Ano passado eu morri mas esse ano eu não morro
Documentário de Emicida na Netflix resgata o orgulho do passado e a fé no futuro
A primeira vez que ouvi o disco “AmarElo”, do Emicida, foi no final de 2019, na casa do Lázaro Ramos. Estávamos ensaiando “Antes do ano que vem”, monólogo que escrevi para a atriz Mariana Xavier e que Lázaro dirigia. O espetáculo, assim como tantos outros projetos e sonhos, de todos nós, acabou sendo abatido antes do voo pela loucura que foi 2020.
A peça contava a história de sete mulheres em situações limites de suas vidas, faltando apenas trinta minutos para o Reveillon.

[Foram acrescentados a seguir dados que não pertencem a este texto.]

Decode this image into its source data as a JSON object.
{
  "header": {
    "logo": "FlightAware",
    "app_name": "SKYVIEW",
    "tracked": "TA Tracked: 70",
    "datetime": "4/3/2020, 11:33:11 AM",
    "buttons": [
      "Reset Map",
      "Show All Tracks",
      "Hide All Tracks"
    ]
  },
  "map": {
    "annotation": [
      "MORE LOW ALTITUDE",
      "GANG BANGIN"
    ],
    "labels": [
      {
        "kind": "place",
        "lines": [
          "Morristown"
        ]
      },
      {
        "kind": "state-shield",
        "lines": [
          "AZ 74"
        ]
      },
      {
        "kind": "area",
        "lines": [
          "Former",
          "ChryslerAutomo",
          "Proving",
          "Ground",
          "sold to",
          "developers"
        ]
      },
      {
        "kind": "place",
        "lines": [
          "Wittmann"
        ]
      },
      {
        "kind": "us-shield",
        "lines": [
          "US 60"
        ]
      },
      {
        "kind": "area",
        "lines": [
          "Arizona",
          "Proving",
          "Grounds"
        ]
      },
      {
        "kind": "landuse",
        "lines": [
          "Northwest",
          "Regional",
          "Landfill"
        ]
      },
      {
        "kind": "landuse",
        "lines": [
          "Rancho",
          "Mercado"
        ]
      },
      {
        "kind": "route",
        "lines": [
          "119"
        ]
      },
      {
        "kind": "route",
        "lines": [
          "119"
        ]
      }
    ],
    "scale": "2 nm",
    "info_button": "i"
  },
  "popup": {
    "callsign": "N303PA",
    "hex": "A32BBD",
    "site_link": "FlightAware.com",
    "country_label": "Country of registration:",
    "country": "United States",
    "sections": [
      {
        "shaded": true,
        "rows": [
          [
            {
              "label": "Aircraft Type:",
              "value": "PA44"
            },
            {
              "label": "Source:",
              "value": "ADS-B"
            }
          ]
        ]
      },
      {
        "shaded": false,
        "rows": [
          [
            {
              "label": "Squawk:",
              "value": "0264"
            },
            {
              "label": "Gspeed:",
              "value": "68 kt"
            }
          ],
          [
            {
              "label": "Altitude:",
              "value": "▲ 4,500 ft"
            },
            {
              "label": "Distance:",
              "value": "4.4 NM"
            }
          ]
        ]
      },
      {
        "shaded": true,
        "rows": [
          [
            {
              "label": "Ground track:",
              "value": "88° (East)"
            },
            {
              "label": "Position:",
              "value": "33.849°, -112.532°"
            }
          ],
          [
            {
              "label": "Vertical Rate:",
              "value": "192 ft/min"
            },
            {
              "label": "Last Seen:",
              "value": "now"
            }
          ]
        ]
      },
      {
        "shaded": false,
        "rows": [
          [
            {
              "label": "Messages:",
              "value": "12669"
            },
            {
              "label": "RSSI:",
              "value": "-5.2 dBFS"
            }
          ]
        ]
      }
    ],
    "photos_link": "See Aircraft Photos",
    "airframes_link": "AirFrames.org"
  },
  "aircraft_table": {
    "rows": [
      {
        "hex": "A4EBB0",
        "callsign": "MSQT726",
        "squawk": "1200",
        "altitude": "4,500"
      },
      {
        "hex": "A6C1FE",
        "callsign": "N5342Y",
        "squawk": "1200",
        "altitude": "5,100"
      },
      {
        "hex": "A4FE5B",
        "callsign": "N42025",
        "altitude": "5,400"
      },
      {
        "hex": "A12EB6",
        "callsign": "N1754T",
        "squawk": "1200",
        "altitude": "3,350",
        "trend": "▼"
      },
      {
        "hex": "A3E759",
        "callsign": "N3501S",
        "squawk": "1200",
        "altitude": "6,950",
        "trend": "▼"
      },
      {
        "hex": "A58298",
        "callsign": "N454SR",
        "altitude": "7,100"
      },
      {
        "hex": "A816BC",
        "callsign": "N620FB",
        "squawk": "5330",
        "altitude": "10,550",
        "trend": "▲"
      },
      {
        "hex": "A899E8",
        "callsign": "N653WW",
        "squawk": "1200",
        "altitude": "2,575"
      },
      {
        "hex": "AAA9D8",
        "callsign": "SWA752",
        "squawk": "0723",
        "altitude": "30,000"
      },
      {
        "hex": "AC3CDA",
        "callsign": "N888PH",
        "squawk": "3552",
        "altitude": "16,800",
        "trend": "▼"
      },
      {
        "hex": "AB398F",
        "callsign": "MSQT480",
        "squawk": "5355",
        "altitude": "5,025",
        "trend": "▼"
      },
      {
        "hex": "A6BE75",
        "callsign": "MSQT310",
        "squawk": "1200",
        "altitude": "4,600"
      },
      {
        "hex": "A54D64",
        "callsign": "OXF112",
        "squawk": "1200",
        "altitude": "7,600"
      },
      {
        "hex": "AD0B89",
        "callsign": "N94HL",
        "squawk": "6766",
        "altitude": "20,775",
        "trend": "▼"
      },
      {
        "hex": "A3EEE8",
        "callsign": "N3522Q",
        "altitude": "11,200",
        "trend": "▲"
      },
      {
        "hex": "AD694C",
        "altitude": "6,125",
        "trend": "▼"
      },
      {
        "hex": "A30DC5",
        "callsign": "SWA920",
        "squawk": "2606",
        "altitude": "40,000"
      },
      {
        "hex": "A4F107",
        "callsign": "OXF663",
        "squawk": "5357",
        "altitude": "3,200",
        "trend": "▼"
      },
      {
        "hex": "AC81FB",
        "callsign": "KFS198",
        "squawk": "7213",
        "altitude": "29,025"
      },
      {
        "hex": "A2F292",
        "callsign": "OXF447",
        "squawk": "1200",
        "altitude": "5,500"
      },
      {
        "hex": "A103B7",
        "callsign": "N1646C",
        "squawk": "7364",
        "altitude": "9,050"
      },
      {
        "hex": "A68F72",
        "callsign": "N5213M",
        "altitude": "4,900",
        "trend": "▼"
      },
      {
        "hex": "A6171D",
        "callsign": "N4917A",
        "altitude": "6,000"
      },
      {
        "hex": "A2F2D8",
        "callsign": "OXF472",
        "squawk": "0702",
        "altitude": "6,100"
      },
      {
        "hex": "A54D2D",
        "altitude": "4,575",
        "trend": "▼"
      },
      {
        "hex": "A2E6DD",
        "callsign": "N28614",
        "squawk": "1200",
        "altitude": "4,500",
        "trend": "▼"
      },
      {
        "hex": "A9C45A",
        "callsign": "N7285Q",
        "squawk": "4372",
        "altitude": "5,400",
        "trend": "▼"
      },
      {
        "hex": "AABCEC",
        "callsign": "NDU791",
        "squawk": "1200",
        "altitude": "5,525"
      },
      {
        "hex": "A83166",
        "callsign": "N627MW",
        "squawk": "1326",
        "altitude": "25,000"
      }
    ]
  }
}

Lázaro havia escolhido acabar a peça com os versos de Belchior, resgatados por Emicida em seu disco: “Presentemente eu posso me considerar um sujeito de sorte/Porque apesar de muito moço, me sinto são e salvo e forte/ E tenho comigo pensado Deus é brasileiro e anda do meu lado/ E assim já não posso sofrer no ano passado/ Tenho sangrado demais/Tenho chorado pra cachorro/Ano passado eu morri/Mas esse ano eu não morro”. Olhando 2020 em retrospectiva, premonitório é pouco para definir o que nos atingiria logo em seguida aos ensaios.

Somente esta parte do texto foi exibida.